Who’s Your One?

Every day we put ourselves out for others. We respond at all hours of the day and night to help strangers. We volunteer on our times off to help vacationers enjoy themselves. But are we really making a difference.

We proudly exclaim that we “Save Lives!” But do we really? By far the majority of our patients are not going to die, even without our intervention. A study done in New York City years ago showed better outcomes of those suffering a stroke who called a cab over an ambulance. In the first 18 years of my career I only had 3 cases of cardiac arrest that we were able to revive. . . with unknown long term outcomes.

In recent years, changes in how we do CPR, different equipment and updated training methods have allowed us to have better outcomes.

Throughout our career there are many times that we are unsure if we are really helping. . . Keeping a drug dealer alive to harm more lives. . . Working a case that we know is futile . . . Or responding in emergency mode at 3:00 am for someone who cut their toenails too short (yes, that was a call I’ve been on).
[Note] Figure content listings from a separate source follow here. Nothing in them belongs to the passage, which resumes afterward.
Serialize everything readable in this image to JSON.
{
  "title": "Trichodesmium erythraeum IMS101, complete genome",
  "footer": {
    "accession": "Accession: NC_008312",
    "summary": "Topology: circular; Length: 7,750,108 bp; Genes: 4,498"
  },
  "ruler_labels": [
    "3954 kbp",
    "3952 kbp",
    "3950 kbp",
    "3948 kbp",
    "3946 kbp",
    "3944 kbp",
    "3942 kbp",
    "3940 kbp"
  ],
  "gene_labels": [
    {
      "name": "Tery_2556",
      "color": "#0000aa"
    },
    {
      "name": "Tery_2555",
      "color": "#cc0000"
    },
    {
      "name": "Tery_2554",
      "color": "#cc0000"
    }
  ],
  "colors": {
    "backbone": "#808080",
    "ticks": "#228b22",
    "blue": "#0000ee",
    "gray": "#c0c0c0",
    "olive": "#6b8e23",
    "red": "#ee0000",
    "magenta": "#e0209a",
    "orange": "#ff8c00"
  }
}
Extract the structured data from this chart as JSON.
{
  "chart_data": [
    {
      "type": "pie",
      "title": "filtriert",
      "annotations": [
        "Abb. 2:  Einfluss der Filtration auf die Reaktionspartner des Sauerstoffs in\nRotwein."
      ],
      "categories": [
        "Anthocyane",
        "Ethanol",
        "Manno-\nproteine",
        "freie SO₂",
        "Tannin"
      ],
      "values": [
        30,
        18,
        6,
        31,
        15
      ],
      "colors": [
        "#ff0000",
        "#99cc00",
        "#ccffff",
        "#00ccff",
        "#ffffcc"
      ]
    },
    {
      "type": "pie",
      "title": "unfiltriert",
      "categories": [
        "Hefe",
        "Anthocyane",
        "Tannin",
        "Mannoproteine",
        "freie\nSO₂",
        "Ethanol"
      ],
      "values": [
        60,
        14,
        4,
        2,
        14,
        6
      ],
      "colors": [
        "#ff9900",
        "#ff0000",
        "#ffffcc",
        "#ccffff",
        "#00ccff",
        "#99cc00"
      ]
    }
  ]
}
Today, I’d like to see if we can get some interaction. Please comment on the call that you have been on that you really made a difference. The call where you held a hospice patient’s hand as they passed away, The call were you made a very scared child calm by singing the “spongbob song” or changed someone’s outcome by talking about their family.

Mine is a call for a woman in labor a few years ago. She was very premature (22 weeks) and delivered a baby about the size of my hand. As I was about to tell her that the baby was too small to be viable, it moved. We went into full resuscitation mode and delivered the live baby to the hospital. Upon arrival many questioned why we worked on a baby that would likely not survive. When returning to the station that night, my crew and I were all considering stripping down to our boxers and work boots to quit the career. We were imagining the long term potential for this child, would it have a normal life or have some sort of long term disability? Our supervisor was able to talk us down with many very loud, passionate but inappropriate words shared by all with the idea that our job was to keep people alive, and the baby was alive.

Fast forward through the years, the child is now living a normal life. Neurologically and physically intact and a big sibling. This child is having a positive affect on their family and the people that he/she meets with a smile. This one child was nearly the reason I quit but has become the one person that I can point to and say “I made a difference!” Without me, and my crew there, this baby wouldn’t be affecting others today.

We all have similar stories and can raise others who question “Does our job really matter?”

Please add your story! YOU Make a difference!